« Gibraltar nous appartient !». C’est ce qu’ont scandé des fans du Leicester City Football Club le 12 avril dernier à Madrid, causant des troubles avant le match de l’UEFA Champions League qui s’est joué avec l’Atlético. Le Brexit a en effet ravivé le contentieux territorial vieux de plus de 300 ans(1) entre Londres et Madrid, alors que l’Union Européenne (UE) a annoncé que l’Espagne pourrait avoir un droit de veto sur le sort de Gibraltar dans le cas d’un accord final sur le départ du Royaume-Uni.

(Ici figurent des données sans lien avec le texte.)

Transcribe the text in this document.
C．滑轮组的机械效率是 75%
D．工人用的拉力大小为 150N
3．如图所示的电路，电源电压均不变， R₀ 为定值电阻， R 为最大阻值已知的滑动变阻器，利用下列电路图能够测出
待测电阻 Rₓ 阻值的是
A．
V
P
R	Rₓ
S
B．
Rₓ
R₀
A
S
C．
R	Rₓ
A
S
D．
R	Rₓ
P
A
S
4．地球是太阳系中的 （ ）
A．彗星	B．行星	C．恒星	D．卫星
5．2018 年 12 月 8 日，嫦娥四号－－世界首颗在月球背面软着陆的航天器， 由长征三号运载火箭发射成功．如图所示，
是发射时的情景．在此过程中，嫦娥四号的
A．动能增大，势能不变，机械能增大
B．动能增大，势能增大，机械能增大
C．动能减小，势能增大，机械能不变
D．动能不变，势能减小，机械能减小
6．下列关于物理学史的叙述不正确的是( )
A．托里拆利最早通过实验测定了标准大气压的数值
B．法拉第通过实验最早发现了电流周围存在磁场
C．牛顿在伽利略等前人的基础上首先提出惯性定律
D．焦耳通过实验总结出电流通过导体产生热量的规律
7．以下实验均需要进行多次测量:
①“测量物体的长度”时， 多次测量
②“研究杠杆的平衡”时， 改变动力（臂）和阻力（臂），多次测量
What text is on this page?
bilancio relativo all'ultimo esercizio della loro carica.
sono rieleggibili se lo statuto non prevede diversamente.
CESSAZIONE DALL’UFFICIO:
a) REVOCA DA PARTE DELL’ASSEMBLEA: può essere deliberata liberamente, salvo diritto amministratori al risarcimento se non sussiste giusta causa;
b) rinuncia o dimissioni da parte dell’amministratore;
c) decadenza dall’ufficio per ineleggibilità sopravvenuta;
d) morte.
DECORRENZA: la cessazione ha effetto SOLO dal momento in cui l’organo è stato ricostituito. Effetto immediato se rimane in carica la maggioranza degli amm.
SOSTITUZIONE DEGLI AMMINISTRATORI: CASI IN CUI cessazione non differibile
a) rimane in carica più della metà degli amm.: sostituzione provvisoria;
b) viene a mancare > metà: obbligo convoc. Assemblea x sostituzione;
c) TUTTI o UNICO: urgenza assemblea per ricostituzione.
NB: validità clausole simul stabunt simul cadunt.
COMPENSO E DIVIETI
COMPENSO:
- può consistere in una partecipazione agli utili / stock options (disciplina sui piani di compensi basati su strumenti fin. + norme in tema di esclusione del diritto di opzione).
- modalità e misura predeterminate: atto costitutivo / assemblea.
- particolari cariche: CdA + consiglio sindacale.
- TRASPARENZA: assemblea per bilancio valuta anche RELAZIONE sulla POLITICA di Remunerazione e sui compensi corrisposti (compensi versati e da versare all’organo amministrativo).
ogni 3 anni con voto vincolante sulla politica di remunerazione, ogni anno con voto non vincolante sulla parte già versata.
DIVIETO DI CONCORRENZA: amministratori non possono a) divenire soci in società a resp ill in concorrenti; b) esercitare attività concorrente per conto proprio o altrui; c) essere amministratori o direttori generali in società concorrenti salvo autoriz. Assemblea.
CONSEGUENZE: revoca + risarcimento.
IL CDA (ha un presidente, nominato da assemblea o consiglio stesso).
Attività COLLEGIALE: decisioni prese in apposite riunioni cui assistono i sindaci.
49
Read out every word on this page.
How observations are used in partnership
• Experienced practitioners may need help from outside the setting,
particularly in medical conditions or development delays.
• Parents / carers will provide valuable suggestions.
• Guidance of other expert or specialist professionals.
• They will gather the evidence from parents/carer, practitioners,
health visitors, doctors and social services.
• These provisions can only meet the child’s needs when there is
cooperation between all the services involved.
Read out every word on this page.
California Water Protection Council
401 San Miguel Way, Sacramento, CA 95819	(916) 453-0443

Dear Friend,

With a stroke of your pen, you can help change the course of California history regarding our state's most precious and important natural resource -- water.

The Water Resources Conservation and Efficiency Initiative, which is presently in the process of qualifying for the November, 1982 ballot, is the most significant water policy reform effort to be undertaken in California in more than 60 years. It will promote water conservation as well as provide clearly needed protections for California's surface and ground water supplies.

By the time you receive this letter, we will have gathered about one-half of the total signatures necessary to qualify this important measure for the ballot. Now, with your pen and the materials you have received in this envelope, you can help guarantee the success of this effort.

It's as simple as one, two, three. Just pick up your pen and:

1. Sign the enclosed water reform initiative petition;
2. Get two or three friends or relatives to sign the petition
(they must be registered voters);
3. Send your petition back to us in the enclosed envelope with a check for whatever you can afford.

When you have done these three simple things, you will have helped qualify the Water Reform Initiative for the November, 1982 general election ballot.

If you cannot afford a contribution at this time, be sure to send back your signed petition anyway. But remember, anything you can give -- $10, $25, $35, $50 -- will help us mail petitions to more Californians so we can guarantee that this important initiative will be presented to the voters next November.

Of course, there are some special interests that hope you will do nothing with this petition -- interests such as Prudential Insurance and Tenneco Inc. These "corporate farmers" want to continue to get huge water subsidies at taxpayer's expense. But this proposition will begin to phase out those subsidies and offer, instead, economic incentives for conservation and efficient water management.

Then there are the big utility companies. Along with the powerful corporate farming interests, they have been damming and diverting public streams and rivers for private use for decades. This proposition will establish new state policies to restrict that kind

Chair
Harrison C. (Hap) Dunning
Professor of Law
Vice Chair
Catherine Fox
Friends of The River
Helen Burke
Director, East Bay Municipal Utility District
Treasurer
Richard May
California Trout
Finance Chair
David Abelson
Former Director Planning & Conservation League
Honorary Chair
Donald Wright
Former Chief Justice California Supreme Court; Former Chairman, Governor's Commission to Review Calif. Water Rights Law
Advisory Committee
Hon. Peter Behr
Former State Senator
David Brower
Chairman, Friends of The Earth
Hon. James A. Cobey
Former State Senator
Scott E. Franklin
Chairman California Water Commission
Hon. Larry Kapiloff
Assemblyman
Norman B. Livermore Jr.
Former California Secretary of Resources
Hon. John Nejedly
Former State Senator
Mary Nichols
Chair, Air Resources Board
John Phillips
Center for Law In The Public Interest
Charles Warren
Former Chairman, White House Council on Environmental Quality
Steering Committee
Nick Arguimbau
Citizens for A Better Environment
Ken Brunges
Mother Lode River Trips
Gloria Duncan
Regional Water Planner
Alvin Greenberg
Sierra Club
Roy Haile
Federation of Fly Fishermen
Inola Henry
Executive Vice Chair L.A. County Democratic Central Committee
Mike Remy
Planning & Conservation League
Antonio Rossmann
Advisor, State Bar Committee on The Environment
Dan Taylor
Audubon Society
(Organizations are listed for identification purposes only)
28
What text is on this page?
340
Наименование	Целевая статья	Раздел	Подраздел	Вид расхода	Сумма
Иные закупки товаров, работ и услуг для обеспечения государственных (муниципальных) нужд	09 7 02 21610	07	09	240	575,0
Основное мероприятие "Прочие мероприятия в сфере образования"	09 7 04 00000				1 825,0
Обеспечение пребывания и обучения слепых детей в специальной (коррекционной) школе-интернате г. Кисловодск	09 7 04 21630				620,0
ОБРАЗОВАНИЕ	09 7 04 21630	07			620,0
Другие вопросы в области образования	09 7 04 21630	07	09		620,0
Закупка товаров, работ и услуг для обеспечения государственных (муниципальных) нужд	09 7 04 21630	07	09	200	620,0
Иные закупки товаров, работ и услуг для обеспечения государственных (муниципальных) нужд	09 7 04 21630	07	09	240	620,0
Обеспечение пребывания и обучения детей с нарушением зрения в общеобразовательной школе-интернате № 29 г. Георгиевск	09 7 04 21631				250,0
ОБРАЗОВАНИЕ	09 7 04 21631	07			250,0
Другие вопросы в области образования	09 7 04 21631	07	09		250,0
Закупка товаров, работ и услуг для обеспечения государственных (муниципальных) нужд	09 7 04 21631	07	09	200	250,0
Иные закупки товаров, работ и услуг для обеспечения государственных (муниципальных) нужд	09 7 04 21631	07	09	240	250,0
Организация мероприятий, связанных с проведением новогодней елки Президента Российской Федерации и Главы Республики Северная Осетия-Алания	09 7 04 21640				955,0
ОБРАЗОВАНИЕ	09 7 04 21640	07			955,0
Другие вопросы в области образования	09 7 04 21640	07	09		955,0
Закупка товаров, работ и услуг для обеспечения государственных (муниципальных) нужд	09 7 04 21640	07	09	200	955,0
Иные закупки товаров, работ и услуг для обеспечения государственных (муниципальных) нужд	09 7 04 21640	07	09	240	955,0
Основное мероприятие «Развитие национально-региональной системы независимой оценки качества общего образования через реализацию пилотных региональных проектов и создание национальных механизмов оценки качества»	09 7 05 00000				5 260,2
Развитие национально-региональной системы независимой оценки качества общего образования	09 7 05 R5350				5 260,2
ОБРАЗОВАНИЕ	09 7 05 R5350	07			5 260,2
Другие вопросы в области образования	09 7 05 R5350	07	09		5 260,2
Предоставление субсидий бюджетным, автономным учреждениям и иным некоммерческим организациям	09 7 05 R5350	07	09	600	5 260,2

Au-delà de l’ironie du sort pour nombre de partisans du Brexit au Royaume-Uni, loin de se douter que cet acte – censé permettre à leurs yeux un regain de souveraineté – pourrait in fine nuire aux acquis hérités du « British Empire », le dilemme de Gibraltar dépasse la simple boutade entre deux anciennes puissances coloniales. Car aujourd’hui, l’identité des Gibraltariens est multiple, et les enjeux liés à ce petit bout de terre(2) sont de taille.

Parmi les spécificités des habitants du Rocher ? La langue qu’ils parlent, le llanito, un mélange étonnant d’anglais, de castillan, de maltais et d’autres influences. En outre, s’ils se sont exprimés lors d’un premier référendum en 1967 à 99% en faveur d’une souveraineté britannique, puis en 2002 à 98% contre une co-souveraineté avec l’Espagne, ils se sont prononcés à 96% en revanche l’an dernier pour rester au sein de l’UE. Un grand écart qui devient délicat à maintenir. Sur le plan économique, Gibraltar a considérablement bénéficié de l’accès au marché unique européen et de la libre circulation des personnes (7000 travailleurs espagnols s’y rendent chaque jour), sans oublier un système spécifique de faible taxation. Par ailleurs, stratégiquement parlant, le détroit de Gibraltar, lien unique entre l’océan Atlantique et la mer Méditerranée (et l’océan Indien via le canal de Suez), constitue l’un des points de passage maritime les plus importants au monde. Aussi, les tensions ont ainsi pu être telles qu’en 1969, l’Espagne franquiste avait décidé de fermer la frontière terrestre, contraignant habitants et marchandises à transiter par la mer ou les airs. Mais lorsque la jeune démocratie espagnole émet le souhait de rejoindre la Communauté Economique Européenne, le Royaume-Uni pose comme condition la réouverture de la frontière, obtenant gain de cause en 1985. Aujourd’hui, c’est l’Espagne de Mariano Rajoy qui espère tirer profit de sa position de force au sein de l’UE. En réaction, d’aucuns outre-Manche sont allés jusqu’à évoquer le cas de la guerre des Malouines, rappelant qu’il y a 35 ans « une autre femme première ministre » (Margaret Thatcher, ndlr) avait envoyé la flotte britannique en réponse au débarquement d’«une autre nation hispanophone» sur ces îles lointaines de l’Atlantique Sud(3).

Peu de ces esprits échauffés savent sans doute que le nom Gibraltar vient de l’arabe Jabal Tarek, la montagne de Tarek ; une appellation remontant à la conquête, en 711, du sud de la péninsule ibérique par le général Tarek Ibn Ziyad. Venu d’Afrique du Nord, le fin stratège berbère de l’armée omeyyade allait ainsi ouvrir le chapitre d’une Andalousie multiculturelle et prospère. Et peu d’entre eux savent sans doute que des tensions similaires existent en raison des enclaves espagnoles, au Maroc, de Ceuta et Melilla. Mais là, c’est probablement considéré comme une « autre » histoire. A tort.

 

(1)   Le rocher de Gibraltar est une possession britannique d’outre-mer depuis 1713, suite aux traités d’Utrecht entre l’Espagne et la Grande-Bretagne.
(2) La superficie de Gibraltar est de 6.5 km2 pour environ 33 000 habitants.
(3) Guerre des Malouines: conflit territorial ayant opposé du 2 avril au 14 juin 1982 l’Argentine au Royaume-Uni (victorieux) dans les îles Malouines, possession britannique depuis 1833.